"Art is a wound that becomes light"

At the end of his retrospective at the Grand Palais, there is a quote of Braque on the wall:
C'est l'artiste qui doit nourrir la peinture, la nourrir de sa chair, de son esprit, quasiment jusqu'à ce qu'il en perde connaissance, qu'il en perde son sang profond.  S'engager jusqu'au péril dans la voie de la fidélité totale.  L'art est une blessure qui devient lumière.
My translation:
It is the artist who must nourish painting, nourish it with his flesh, with his spirit, until he loses consciousness because of it, until he loses his deepest blood.  To engage himself to the point of peril in total fidelity to his path.  Art is a wound that becomes light.
It is strange to read this quote, so romantic and nearly mystical in its sentiment, expressed by Braque.  This paradigm of the artist-martyr is preponderant in the make-up of modern artistic culture.  It is celebrated in our shared histories -- the agony of the artistic genius who creates despite it all: Van Gogh, Rothko, Gonzales-Torres . . .

All this brings me to wonder about the pernicious logic that stands behind the following master narrative of an artist, which in essence is quite the contrary of what Braque speaks about:
An artist must absolutely forge a career by being represented by the best gallery possible because it is through the exposure that this affords that his work will gain in value as it becomes collected and speculated upon through auctions by the most important art collectors, who have become, with the end of art criticism as we once knew it, the real judges of worth.  As such, the artist will be remembered, and his work will be eternally preserved in the shrine of our culture's greatest institutions and museums.
This master narrative isn't very different from what would have been the 19th century version of success in the monarchies, republics and empires of France:
A painter must absolutely forge a career by finding official recognition in the state Salon, being welcomed into the ranks of the elite in order to find commissions and sales to the most noble, the wealthiest and most influential of taste-makers.  As such, the artist will be remembered, his work eternally preserved.
This sort of run-around, like a sort of maze that artists need to run through to end up ultimately on the good end of eternity (to be remembered rather than be forgotten), to find wealth and success, and have the "good life."

Of course, the need to have a "good life" is debatable.  Rothko once wrote: "It will be pointed out that the artist's lot is the same today, that the market, through its denial or affording of the means of sustenance, exerts the same compulsion." He had earlier spoken about prior societies' need to control and put into submission its artist.
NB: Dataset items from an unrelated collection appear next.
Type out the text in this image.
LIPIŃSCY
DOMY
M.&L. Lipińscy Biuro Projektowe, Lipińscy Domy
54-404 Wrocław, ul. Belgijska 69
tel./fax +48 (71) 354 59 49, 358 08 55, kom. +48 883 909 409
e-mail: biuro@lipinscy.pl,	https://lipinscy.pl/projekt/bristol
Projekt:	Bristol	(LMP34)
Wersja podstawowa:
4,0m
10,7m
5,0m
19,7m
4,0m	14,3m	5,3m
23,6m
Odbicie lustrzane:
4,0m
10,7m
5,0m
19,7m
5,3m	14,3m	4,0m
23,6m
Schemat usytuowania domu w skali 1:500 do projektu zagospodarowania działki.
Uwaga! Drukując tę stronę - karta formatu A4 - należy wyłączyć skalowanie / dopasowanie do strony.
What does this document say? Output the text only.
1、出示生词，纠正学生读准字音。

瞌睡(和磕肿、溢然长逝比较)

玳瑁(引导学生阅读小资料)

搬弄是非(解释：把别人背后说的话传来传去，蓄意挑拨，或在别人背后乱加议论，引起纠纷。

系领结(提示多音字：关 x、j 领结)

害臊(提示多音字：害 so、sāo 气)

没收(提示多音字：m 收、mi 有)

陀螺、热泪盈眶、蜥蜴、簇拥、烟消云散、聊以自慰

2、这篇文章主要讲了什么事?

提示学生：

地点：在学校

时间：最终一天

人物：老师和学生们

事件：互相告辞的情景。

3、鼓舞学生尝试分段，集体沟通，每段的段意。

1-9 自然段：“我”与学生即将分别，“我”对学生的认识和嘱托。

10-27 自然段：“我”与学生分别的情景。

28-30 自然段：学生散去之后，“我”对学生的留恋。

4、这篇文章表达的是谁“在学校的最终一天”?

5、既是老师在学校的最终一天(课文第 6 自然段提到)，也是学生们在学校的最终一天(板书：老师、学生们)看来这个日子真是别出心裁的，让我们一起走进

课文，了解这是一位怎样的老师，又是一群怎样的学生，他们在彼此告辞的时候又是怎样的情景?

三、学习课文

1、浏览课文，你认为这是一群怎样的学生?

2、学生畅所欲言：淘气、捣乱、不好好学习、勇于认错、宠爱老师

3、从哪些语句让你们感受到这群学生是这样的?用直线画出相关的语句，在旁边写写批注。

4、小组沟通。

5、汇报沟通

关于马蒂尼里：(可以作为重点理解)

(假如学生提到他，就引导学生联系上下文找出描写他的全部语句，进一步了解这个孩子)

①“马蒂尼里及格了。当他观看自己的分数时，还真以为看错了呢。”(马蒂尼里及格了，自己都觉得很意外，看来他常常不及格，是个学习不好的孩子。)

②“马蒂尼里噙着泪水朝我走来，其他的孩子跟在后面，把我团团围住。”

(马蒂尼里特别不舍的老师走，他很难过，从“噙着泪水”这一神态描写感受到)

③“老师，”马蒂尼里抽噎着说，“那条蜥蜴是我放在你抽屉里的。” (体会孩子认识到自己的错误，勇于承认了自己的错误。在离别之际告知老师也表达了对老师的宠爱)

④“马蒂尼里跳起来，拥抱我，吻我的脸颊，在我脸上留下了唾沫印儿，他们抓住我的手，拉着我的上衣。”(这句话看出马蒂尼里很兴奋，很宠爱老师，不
Later on, he finishes his thought by these strange yet exalting words:  "The freedom to starve!  Ironical indeed.  Yet hold your laughter.  Do not underestimate the privilege.  It is seldom possessed, and dearly won."*

I don't personally think there is an underlying plot to silence artists and conspiracy theories in general do not hold water.  Early 21st century societies in general, however, have been built on shared beliefs--the power of money, the finality of capitalism, the inevitability of this framework of exchange within the context of our sleepy democracies.  The things that our societies hold as dear and important are necessarily the things that will be embraced, and this is reflected in its cultural enterprises, or at least in its current form of culture.

Being in France, it is the readily available presence of the paintings of salon painters of the 19th century that reminds one that a whole society and culture can get it wrong.  The very bad salon paintings, exposed throughout the museums here (at the Musée d'Orsay here in Paris, at Montpellier's Musée Fabre, and the legion of others in all the larger cities here), remind us that humans have gotten it wrong over and over and over again.

The courtyard of the town hall in Arles, that Van Gogh painted.


* Mark Rotko. The Artist's Reality: Philosophies of Art.  Christopher Rothko, Ed. New Haven and London: Yale University Press, 2004.